Auquel cas, faut-il considérer que la machine est-elle elle-même un corps ? Un corps propre ? Ce dont on souhaite - ou redoute - la possibilité lorsque l’on évoque les « robots », parce que nous nous faisons, du robot, une conception démiurgique qui est propre à notre culture (et qui en fait facilement un Golem, un Frankenstein ou un Dibbouk…).
Ou cette conception du robot n’est-elle, au fond, comme dans les romans de science fiction, qu’un fantasme, un pur effet de l’imagination et, en fin de compte, un effet de l’écriture elle-même ?
Le premier geste de l’écriture, c’est celui, littéral, de la graphie et, presque aussitôt, de la calligraphie, de la belle écriture, telle qu’elle est pratiquée dans pas mal de cultures. (calligraphe chinois qui écrit avec de l’eau sur le sol)
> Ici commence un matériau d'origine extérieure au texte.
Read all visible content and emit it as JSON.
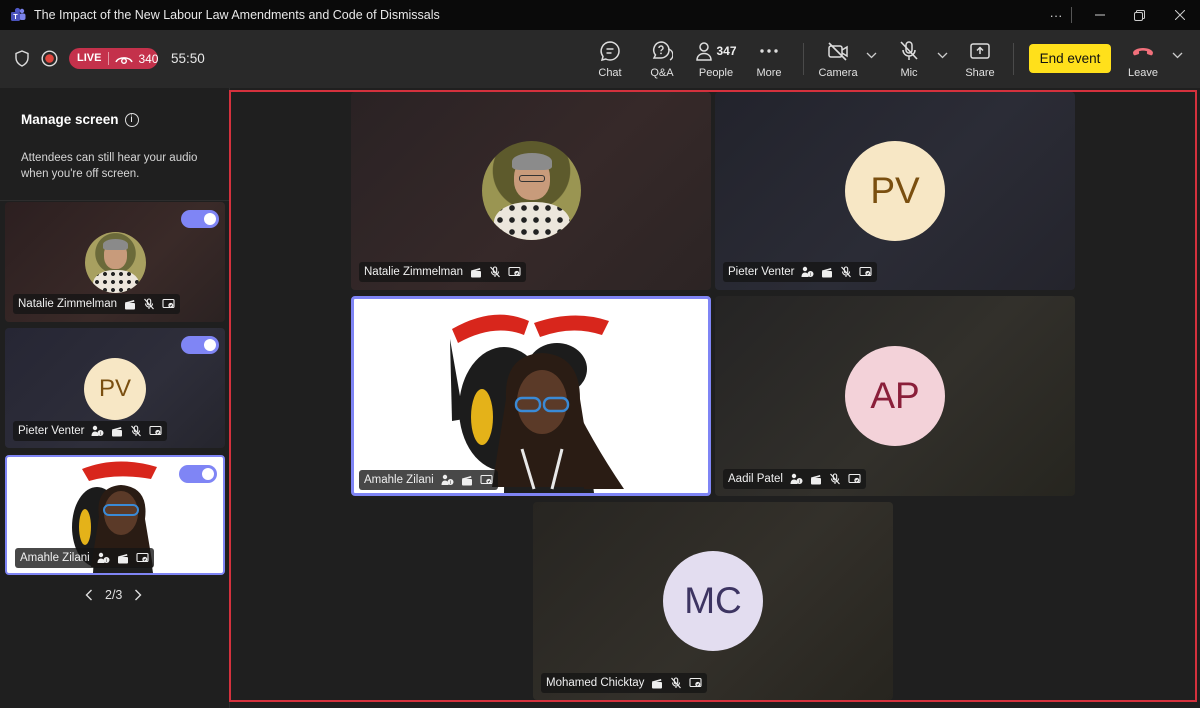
{
  "window": {
    "title": "The Impact of the New Labour Law Amendments and Code of Dismissals"
  },
  "toolbar": {
    "live_label": "LIVE",
    "viewer_count": "340",
    "timer": "55:50",
    "chat_label": "Chat",
    "qa_label": "Q&A",
    "people_count": "347",
    "people_label": "People",
    "more_label": "More",
    "camera_label": "Camera",
    "mic_label": "Mic",
    "share_label": "Share",
    "end_label": "End event",
    "leave_label": "Leave"
  },
  "sidebar": {
    "title": "Manage screen",
    "description": "Attendees can still hear your audio when you're off screen.",
    "thumbnails": [
      {
        "name": "Natalie Zimmelman",
        "type": "photo"
      },
      {
        "name": "Pieter Venter",
        "initials": "PV",
        "type": "initials"
      },
      {
        "name": "Amahle Zilani",
        "type": "video"
      }
    ],
    "pager": "2/3"
  },
  "stage": {
    "tiles": [
      {
        "name": "Natalie Zimmelman",
        "type": "photo"
      },
      {
        "name": "Pieter Venter",
        "initials": "PV",
        "type": "initials"
      },
      {
        "name": "Amahle Zilani",
        "type": "video"
      },
      {
        "name": "Aadil Patel",
        "initials": "AP",
        "type": "initials"
      },
      {
        "name": "Mohamed Chicktay",
        "initials": "MC",
        "type": "initials"
      }
    ]
  },
  "colors": {
    "accent": "#7f85f5",
    "live": "#c4314b",
    "end_event": "#ffe01b",
    "stage_border": "#d4313d",
    "pv_bg": "#f7e7c5",
    "pv_fg": "#7a4f10",
    "ap_bg": "#f3d2d9",
    "ap_fg": "#8a1f3a",
    "mc_bg": "#e3ddf0",
    "mc_fg": "#3d3462"
  },
  "icons": [
    "teams-logo",
    "shield-icon",
    "record-icon",
    "eye-icon",
    "chat-icon",
    "qa-icon",
    "people-icon",
    "more-icon",
    "camera-off-icon",
    "mic-off-icon",
    "share-icon",
    "phone-leave-icon",
    "chevron-down-icon",
    "info-icon",
    "clapper-icon",
    "mic-muted-icon",
    "screen-icon",
    "hand-icon",
    "chevron-left-icon",
    "chevron-right-icon"
  ]
}
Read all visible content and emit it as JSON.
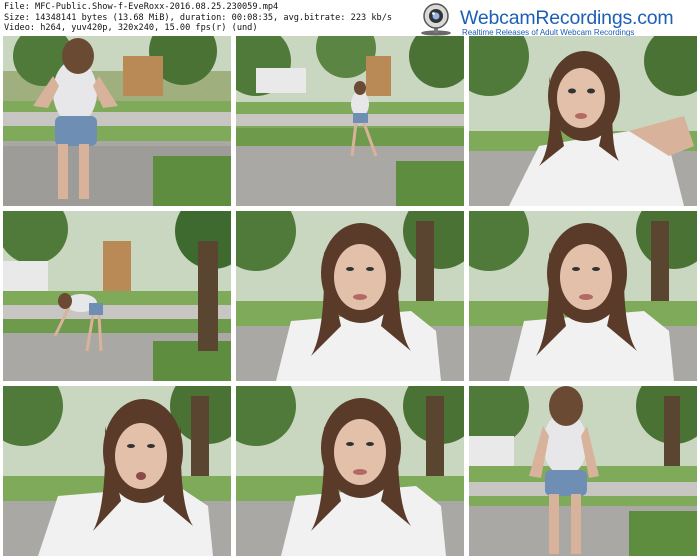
{
  "file_info": {
    "line1": "File: MFC-Public.Show-f-EveRoxx-2016.08.25.230059.mp4",
    "line2": "Size: 14348141 bytes (13.68 MiB), duration: 00:08:35, avg.bitrate: 223 kb/s",
    "line3": "Video: h264, yuv420p, 320x240, 15.00 fps(r) (und)"
  },
  "brand": {
    "title": "WebcamRecordings.com",
    "tagline": "Realtime Releases of Adult Webcam Recordings",
    "color": "#1d5fb5"
  },
  "thumbnails": [
    {
      "scene": "street-standing-back"
    },
    {
      "scene": "street-standing-far"
    },
    {
      "scene": "closeup-selfie"
    },
    {
      "scene": "street-bending"
    },
    {
      "scene": "closeup-face"
    },
    {
      "scene": "closeup-face"
    },
    {
      "scene": "closeup-face-talking"
    },
    {
      "scene": "closeup-face"
    },
    {
      "scene": "street-standing-back"
    }
  ]
}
La calligraphie, c’est l’écriture manuelle, à la plume ou au pinceau… Peut-être aussi au burin sur le marbre. Ou avec un doigt dans le sable, comme Jésus dans les évangiles .
Il y a là quelque chose d’archaïque (au sens propre, on distingue une archè, un commencement, une origine). Dès lors qu’on fait le geste d’écrire, on renoue, finalement, avec les origines de l’écriture. On rejoue le scénario d’une humanité qui accède à l’écriture. Et tout le monde voit bien qu’il y a dans la machine la possibilité d’une déshumanisation (ce n’est plus le corps qui écrit, c’est la machine à sa place).
Les gens qui s’intéressent à la naissance de l’écriture y mettent toujours une considération particulière. Parce que c’est comme un miracle, le fait que l’animal humain ait ce pouvoir d’écrire. D’où un certain pathos, une certaine dramatisation.
L’écriture est un geste tellement incorporé qu’il semble naturel. Mais, comme tout ce qui concerne le corps, elle est entre nature (la pulsion, voire la pulsion sexuelle) et culture, car elle est prise dans des codes, dans des techniques et dans des protocoles.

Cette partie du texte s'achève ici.